The Chattooga Conservancy, in cooperation with the GA Department of Natural Resources, is in the final stages of completing the Warwoman Creek Watershed Management Plan (WMP). The Georgia EPD’s 2016 List of Waters identifies Warwoman Creek as impaired due to excessive sediment, with the lower portion (from Sarah’s Creek to the Chattooga River) also impaired due to fecal coliform. Roach Mill Creek, a tributary of Warwoman Creek, and Law Ground Creek, a tributary of the West Fork of the Chattooga River, are both listed as impaired due to excessive sediment as well. The goal of the Warwoman WMP is to facilitate timely implementation of management strategies and corrective and protective actions to improve water quality in the watershed. Several additional tributaries of Warwoman Creek and the West Fork were also included in the study, as both are major tributaries to the Chattooga River.

The Warwoman Creek Watershed encompasses over 45,000 acres in northeast Georgia, extending to the east and north of the Warwoman Dell area, and includes four sub-basins: the Upper Warwoman, Lower Warwoman, West Fork of the Chattooga River, and Headwaters of the West Fork of the Chattooga River. The Headwaters of the West Fork sub-basin extends into North Carolina for an additional 16,000+ acres. Water sampling throughout the Georgia portion of the watershed was conducted from May to September, and included testing for both turbidity and fecal coliform at each site. The highest geometric mean values of fecal coliform readings were from sample sites on Warwoman Creek between Black Diamond Rd and Earl’s Ford Rd, with the highest being from the sample site at the bridge over Warwoman Creek on Earl’s Ford Rd. The highest geometric mean value of turbidity readings was from Reed Mill Creek, a tributary to the West Fork.
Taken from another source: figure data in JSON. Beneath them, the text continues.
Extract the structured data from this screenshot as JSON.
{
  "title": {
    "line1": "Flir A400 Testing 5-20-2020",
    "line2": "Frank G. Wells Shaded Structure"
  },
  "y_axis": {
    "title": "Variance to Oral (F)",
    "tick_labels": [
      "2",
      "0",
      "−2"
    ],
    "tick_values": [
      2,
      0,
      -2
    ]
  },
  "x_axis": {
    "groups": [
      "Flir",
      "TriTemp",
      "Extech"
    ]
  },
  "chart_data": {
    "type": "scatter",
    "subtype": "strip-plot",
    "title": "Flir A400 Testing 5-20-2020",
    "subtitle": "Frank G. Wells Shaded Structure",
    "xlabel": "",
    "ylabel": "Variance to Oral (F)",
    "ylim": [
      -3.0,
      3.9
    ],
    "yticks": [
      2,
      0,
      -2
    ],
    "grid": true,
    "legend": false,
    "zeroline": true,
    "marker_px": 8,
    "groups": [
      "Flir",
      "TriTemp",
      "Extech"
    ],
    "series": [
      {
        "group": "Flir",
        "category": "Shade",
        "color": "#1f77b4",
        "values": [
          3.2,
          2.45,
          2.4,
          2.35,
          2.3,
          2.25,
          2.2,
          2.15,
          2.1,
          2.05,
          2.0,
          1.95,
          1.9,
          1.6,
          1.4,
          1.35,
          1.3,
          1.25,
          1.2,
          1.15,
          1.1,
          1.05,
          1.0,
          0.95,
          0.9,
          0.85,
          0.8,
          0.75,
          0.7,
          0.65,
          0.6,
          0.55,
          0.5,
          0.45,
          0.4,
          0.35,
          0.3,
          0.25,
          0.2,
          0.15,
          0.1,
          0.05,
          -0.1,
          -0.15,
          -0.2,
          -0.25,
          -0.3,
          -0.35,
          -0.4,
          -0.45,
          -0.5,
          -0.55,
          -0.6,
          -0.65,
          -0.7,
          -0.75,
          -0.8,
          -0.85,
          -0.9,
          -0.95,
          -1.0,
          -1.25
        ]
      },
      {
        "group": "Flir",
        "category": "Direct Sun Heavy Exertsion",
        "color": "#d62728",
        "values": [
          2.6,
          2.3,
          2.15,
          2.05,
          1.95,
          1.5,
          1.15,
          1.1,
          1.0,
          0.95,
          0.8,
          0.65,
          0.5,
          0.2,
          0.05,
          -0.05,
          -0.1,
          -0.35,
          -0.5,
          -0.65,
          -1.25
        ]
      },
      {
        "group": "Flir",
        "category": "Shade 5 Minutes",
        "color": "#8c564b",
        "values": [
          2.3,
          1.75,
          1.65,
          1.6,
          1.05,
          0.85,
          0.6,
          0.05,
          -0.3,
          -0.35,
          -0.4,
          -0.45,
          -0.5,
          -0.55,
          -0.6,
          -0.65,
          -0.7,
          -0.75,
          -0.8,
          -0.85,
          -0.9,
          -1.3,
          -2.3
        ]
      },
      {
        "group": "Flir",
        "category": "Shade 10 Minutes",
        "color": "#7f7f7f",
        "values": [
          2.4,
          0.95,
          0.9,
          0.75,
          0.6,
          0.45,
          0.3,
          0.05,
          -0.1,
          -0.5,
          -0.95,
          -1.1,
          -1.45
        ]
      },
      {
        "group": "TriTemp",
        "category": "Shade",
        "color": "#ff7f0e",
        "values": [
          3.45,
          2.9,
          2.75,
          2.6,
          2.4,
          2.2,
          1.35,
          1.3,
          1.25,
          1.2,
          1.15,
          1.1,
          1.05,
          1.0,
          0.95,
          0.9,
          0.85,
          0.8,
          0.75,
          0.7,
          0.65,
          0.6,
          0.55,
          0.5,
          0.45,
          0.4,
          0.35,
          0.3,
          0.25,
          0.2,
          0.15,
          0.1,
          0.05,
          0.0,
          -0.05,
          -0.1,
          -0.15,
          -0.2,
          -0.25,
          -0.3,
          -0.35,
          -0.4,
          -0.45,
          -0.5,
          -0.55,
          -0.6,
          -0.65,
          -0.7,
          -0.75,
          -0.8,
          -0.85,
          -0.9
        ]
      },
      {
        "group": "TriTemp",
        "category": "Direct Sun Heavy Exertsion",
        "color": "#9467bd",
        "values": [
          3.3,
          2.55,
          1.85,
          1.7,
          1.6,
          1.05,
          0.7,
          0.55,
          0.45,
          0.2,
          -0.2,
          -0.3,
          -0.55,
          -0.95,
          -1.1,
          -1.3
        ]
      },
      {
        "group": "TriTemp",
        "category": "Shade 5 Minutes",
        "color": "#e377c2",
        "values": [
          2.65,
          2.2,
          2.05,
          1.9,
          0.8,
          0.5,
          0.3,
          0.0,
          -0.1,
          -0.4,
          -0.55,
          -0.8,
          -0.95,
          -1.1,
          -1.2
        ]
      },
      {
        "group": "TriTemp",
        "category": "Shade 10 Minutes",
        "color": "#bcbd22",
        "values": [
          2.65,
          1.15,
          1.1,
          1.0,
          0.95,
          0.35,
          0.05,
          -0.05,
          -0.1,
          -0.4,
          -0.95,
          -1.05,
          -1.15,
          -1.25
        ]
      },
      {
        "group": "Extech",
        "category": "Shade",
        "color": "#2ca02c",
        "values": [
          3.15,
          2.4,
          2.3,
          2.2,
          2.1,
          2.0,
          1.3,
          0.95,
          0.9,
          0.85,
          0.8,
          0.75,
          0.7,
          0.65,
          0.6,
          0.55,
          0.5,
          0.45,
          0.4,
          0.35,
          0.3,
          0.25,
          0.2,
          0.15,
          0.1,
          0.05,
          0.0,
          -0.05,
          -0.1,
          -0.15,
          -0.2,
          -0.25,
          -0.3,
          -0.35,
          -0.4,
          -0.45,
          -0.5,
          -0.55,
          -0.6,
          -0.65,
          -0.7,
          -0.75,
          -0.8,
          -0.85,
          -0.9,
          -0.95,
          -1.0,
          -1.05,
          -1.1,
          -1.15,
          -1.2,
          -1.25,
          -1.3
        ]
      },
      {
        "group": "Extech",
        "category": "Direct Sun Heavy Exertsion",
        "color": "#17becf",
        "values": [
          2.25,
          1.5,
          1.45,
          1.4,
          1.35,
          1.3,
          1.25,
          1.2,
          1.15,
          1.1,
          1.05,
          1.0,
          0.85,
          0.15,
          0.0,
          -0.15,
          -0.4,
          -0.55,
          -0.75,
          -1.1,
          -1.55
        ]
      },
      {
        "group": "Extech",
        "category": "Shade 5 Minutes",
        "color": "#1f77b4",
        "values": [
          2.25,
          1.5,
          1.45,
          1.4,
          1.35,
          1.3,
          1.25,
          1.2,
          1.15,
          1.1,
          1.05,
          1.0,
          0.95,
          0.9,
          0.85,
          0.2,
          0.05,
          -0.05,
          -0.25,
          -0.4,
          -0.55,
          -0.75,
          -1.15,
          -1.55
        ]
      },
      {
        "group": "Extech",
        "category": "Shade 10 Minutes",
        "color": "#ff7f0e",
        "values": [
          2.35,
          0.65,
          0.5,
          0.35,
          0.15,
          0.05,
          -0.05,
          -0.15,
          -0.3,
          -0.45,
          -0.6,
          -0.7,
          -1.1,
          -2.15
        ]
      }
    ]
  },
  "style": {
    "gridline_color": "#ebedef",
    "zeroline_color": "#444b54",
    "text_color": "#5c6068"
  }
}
Hot spots for sediment and/or fecal coliform pollution identified during surveys and sampling include:

  • Unpaved roads within riparian buffer zones;
  • Campsites within riparian buffer zones, absent best management practices (BMPs);
  • Agriculture/pasture within riparian buffer zones, absent BMPs; and
  • On-site waste disposal and associated septic systems potentially near or within riparian buffer zones

The Warwoman WMP includes a review of the watershed’s history; a description of the watershed; visual stream surveys; all water quality monitoring data; identified priority action sites for remediation; an extensive list of BMPs that may be implemented for pollution sources; and a list of financial and technical resources. The project also involved cooperation of a Watershed Advisory Committee, consisting of representatives from local and regional government departments, state and federal agencies, citizens’ groups, and environmental groups, as well as input from the public. Completion of the Warwoman WMP will enable future water quality improvement projects in the watershed to qualify for state and federal funding applications.

Once the Warwoman WMP is finalized, it will be made available on our website in its entirety.